There are no municipalities, instead each community elects two representatives to the tribal council; except for Cherokee County and Snowbird, which share two representatives to the tribal council. Cherokee, a census-designated place, overlaps most of Painttown and Yellowhill, with a small portion also in Wolftown.

==Education==

From 1890 to 1954, the U.S. Indian Service (later renamed the Bureau of Indian Affairs) operated the Cherokee Boarding Schools in Cherokee. It replaced these with elementary day schools, located closer to students' homes in Big Cove, Soco, Birdtown, and Snowbird. In 1962 all elementary day schools were consolidated into Central Elementary School in Cherokee.

In 1975, Cherokee High School was opened with grades seven through twelve. In 1990 Cherokee Central Schools became a tribally operated school district, under a grant from the Bureau of Indian Affairs, with students assigned from Big Cove, Birdtown, Painttown, Wolftown, and Yellowhill communities. In 1996, the school district established the Kituwah curriculum for kindergarten through sixth grade, which incorporates the Cherokee language. Prior to this, the schools operated by the Bureau of Indian Affairs allowed only English to be used.

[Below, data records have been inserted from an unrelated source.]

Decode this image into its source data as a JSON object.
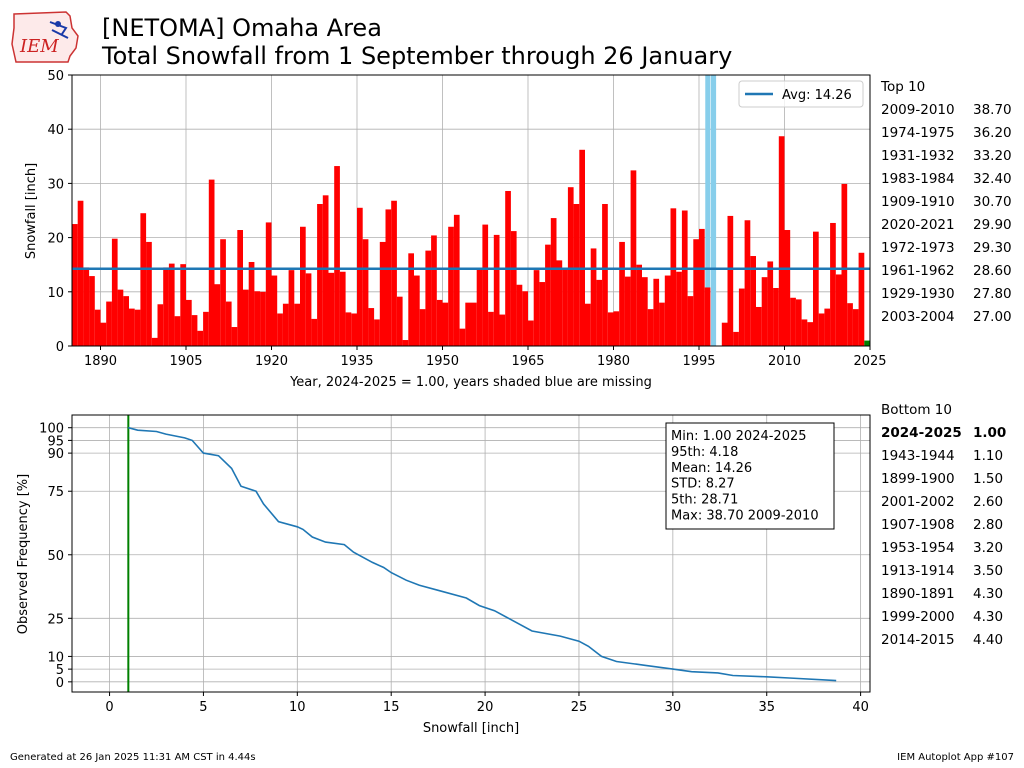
{
  "logo_text": "IEM",
  "title_line1": "[NETOMA] Omaha Area",
  "title_line2": "Total Snowfall from 1 September through 26 January",
  "colors": {
    "bars": "#ff0000",
    "current_bar": "#008000",
    "missing": "#87ceeb",
    "avg_line": "#1f77b4",
    "cdf_line": "#1f77b4",
    "min_line": "#008000"
  },
  "top10": {
    "heading": "Top 10",
    "rows": [
      {
        "season": "2009-2010",
        "value": "38.70"
      },
      {
        "season": "1974-1975",
        "value": "36.20"
      },
      {
        "season": "1931-1932",
        "value": "33.20"
      },
      {
        "season": "1983-1984",
        "value": "32.40"
      },
      {
        "season": "1909-1910",
        "value": "30.70"
      },
      {
        "season": "2020-2021",
        "value": "29.90"
      },
      {
        "season": "1972-1973",
        "value": "29.30"
      },
      {
        "season": "1961-1962",
        "value": "28.60"
      },
      {
        "season": "1929-1930",
        "value": "27.80"
      },
      {
        "season": "2003-2004",
        "value": "27.00"
      }
    ]
  },
  "bottom10": {
    "heading": "Bottom 10",
    "rows": [
      {
        "season": "2024-2025",
        "value": "1.00",
        "bold": true
      },
      {
        "season": "1943-1944",
        "value": "1.10"
      },
      {
        "season": "1899-1900",
        "value": "1.50"
      },
      {
        "season": "2001-2002",
        "value": "2.60"
      },
      {
        "season": "1907-1908",
        "value": "2.80"
      },
      {
        "season": "1953-1954",
        "value": "3.20"
      },
      {
        "season": "1913-1914",
        "value": "3.50"
      },
      {
        "season": "1890-1891",
        "value": "4.30"
      },
      {
        "season": "1999-2000",
        "value": "4.30"
      },
      {
        "season": "2014-2015",
        "value": "4.40"
      }
    ]
  },
  "footer": {
    "left": "Generated at 26 Jan 2025 11:31 AM CST in 4.44s",
    "right": "IEM Autoplot App #107"
  },
  "chart_data": [
    {
      "type": "bar",
      "ylabel": "Snowfall [inch]",
      "xlabel": "Year, 2024-2025 = 1.00, years shaded blue are missing",
      "xlim": [
        1885,
        2025
      ],
      "ylim": [
        0,
        50
      ],
      "xticks": [
        1890,
        1905,
        1920,
        1935,
        1950,
        1965,
        1980,
        1995,
        2010,
        2025
      ],
      "yticks": [
        0,
        10,
        20,
        30,
        40,
        50
      ],
      "grid": true,
      "legend": {
        "label": "Avg: 14.26",
        "position": "top-right"
      },
      "average": 14.26,
      "missing_years": [
        1996,
        1997
      ],
      "start_year": 1885,
      "values": [
        22.5,
        26.8,
        14.5,
        12.9,
        6.7,
        4.3,
        8.2,
        19.8,
        10.4,
        9.2,
        6.9,
        6.7,
        24.5,
        19.2,
        1.5,
        7.7,
        14.5,
        15.2,
        5.5,
        15.1,
        8.5,
        5.7,
        2.8,
        6.3,
        30.7,
        11.4,
        19.7,
        8.2,
        3.5,
        21.4,
        10.4,
        15.5,
        10.1,
        10.0,
        22.8,
        13.0,
        6.0,
        7.8,
        14.0,
        7.8,
        22.0,
        13.4,
        5.0,
        26.2,
        27.8,
        13.5,
        33.2,
        13.7,
        6.2,
        6.0,
        25.5,
        19.7,
        7.0,
        4.9,
        19.2,
        25.2,
        26.8,
        9.1,
        1.1,
        17.1,
        13.0,
        6.8,
        17.6,
        20.4,
        8.5,
        8.0,
        22.0,
        24.2,
        3.2,
        8.0,
        8.0,
        14.3,
        22.4,
        6.3,
        20.5,
        5.8,
        28.6,
        21.2,
        11.3,
        10.1,
        4.7,
        14.0,
        11.8,
        18.7,
        23.6,
        15.8,
        14.3,
        29.3,
        26.2,
        36.2,
        7.8,
        18.0,
        12.2,
        26.2,
        6.2,
        6.4,
        19.2,
        12.8,
        32.4,
        15.0,
        12.7,
        6.8,
        12.4,
        8.0,
        13.0,
        25.4,
        13.7,
        25.0,
        9.2,
        19.7,
        21.6,
        10.8,
        0,
        0,
        4.3,
        24.0,
        2.6,
        10.6,
        23.2,
        16.6,
        7.2,
        12.7,
        15.6,
        10.7,
        38.7,
        21.4,
        8.9,
        8.6,
        4.9,
        4.4,
        21.1,
        6.0,
        6.9,
        22.7,
        13.2,
        29.9,
        7.9,
        6.8,
        17.2,
        1.0
      ]
    },
    {
      "type": "line",
      "ylabel": "Observed Frequency [%]",
      "xlabel": "Snowfall [inch]",
      "xlim": [
        -2,
        40.5
      ],
      "ylim": [
        -4,
        105
      ],
      "xticks": [
        0,
        5,
        10,
        15,
        20,
        25,
        30,
        35,
        40
      ],
      "yticks": [
        0,
        5,
        10,
        25,
        50,
        75,
        90,
        95,
        100
      ],
      "grid": true,
      "min_marker_x": 1.0,
      "points": [
        [
          1.0,
          100
        ],
        [
          1.5,
          99
        ],
        [
          2.5,
          98.5
        ],
        [
          3.0,
          97.5
        ],
        [
          4.0,
          96
        ],
        [
          4.4,
          95
        ],
        [
          5.0,
          90
        ],
        [
          5.8,
          89
        ],
        [
          6.5,
          84
        ],
        [
          7.0,
          77
        ],
        [
          7.8,
          75
        ],
        [
          8.2,
          70
        ],
        [
          9.0,
          63
        ],
        [
          10.0,
          61
        ],
        [
          10.3,
          60
        ],
        [
          10.8,
          57
        ],
        [
          11.5,
          55
        ],
        [
          12.5,
          54
        ],
        [
          13.0,
          51
        ],
        [
          14.0,
          47
        ],
        [
          14.6,
          45
        ],
        [
          15.0,
          43
        ],
        [
          15.8,
          40
        ],
        [
          16.5,
          38
        ],
        [
          17.5,
          36
        ],
        [
          19.0,
          33
        ],
        [
          19.7,
          30
        ],
        [
          20.5,
          28
        ],
        [
          21.5,
          24
        ],
        [
          22.5,
          20
        ],
        [
          24.0,
          18
        ],
        [
          25.0,
          16
        ],
        [
          25.5,
          14
        ],
        [
          26.2,
          10
        ],
        [
          27.0,
          8
        ],
        [
          28.5,
          6.5
        ],
        [
          30.0,
          5
        ],
        [
          31.0,
          4
        ],
        [
          32.4,
          3.5
        ],
        [
          33.2,
          2.5
        ],
        [
          35.0,
          2
        ],
        [
          36.2,
          1.5
        ],
        [
          38.7,
          0.5
        ]
      ],
      "stats_box": [
        "Min: 1.00 2024-2025",
        "95th: 4.18",
        "Mean: 14.26",
        "STD: 8.27",
        "5th: 28.71",
        "Max: 38.70 2009-2010"
      ]
    }
  ]
}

In 2004, the EBCI established the New Kituwah Academy, a private bilingual Cherokee-English language immersion school for Cherokee students in kindergarten through sixth grade, located in the Yellowhill community.

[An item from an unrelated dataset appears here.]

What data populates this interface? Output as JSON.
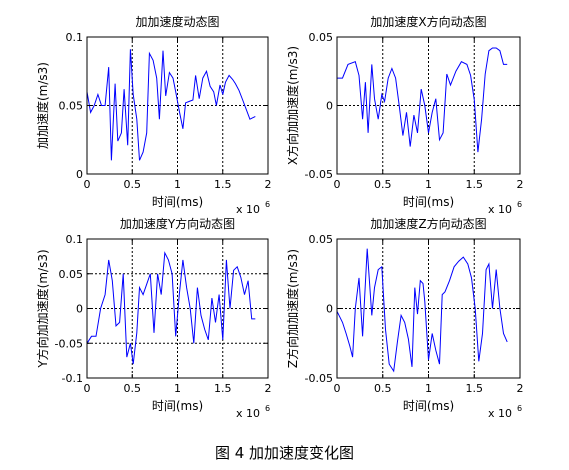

In 1975 Western Carolina University opened its Cherokee Center in cooperation with the EBCI, which is the headquarters for outreach and involvement between residents in the Qualla Boundary and outside surrounding communities. It provides services including application process, transcript request, scholarships, internships placement, high school recruitment, as well as college level courses. The Cherokee Center is supported by an advisory board composed of representatives from the EBCI and Western Carolina University.

==Representation in media==
In the mid-1950s, much of Disney's five-part television series, Davy Crockett (starring Fess Parker), was filmed here.